En el día previo al partido Paco Herrera ni siquiera escondió el temor con el que viajaba a Lugo. Hizo público su miedo a tener que jugar de nuevo sin varias de sus piezas indiscutiblemente titulares (Arzo, Acevedo, Cortés), como ya le sucedió también por las lesiones en la peor fase del Real Zaragoza en la primera vuelta, y aireó su desmesurada desconfianza a lo que se venía encima en febrero después del batacazo contra el Barça B, que no fue casual ni únicamente víctima de un estupendo rival y un mal día propio. Toda esa corriente de pavor, de pánico, todo ese canguelo se trasladó ayer al césped con un planteamiento ultradefensivo, temeroso y muy cobarde, que los jugadores, tan pusilánimes como su técnico a la primera que las cosas vuelven a torcerse, interpretaron con una maestría que rozó la perfección. Fueron los actores secundarios ideales de una obra terrorífica pensada por su entrenador.
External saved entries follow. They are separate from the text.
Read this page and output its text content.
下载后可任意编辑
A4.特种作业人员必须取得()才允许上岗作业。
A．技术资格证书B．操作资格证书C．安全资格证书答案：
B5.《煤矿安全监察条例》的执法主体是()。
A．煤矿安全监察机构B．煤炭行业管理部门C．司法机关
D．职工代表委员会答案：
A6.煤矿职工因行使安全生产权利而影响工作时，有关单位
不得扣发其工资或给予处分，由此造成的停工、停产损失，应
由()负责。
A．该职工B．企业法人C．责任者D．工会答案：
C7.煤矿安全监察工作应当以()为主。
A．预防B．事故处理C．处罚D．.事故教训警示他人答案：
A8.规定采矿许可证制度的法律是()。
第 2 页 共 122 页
El equipo es el fiel reflejo del estado de ánimo de Herrera, al que no rodea un escenario modélico para trabajar, sino muchas veces el contrario, pero al que se le acumulan las equivocaciones. El técnico sigue echando tierra sobre sí mismo con sus fallos. El intolerable cerrojazo de ayer; el empecinamiento patológico en prescindir de Henríquez, incluso contra corriente; la insistencia en no volver a darle la ocasión de ser titular a Víctor, lo haga bien o lo haga mal; situaciones surrealistas como la de Paredes; una excesiva mano izquierda con algunos comportamientos envalentonados y faltos de respeto en el vestuario; demasiado conformismo en la reclamación de refuerzos por si las lesiones volvían a ser caprichosas, y una pobreza de espíritu que acaba por deprimir a una plantilla sin energía y convertida en una fotocopia suya.

Ha tenido que aguantar en silencio lo que casi nadie aguantaría. Lo ha hecho por bondad y para no echar más leña a un fuego que arde en silencio y que puede acabar quemándole. Eso le enaltece. Pero en el césped, Paco, usted se está equivocando.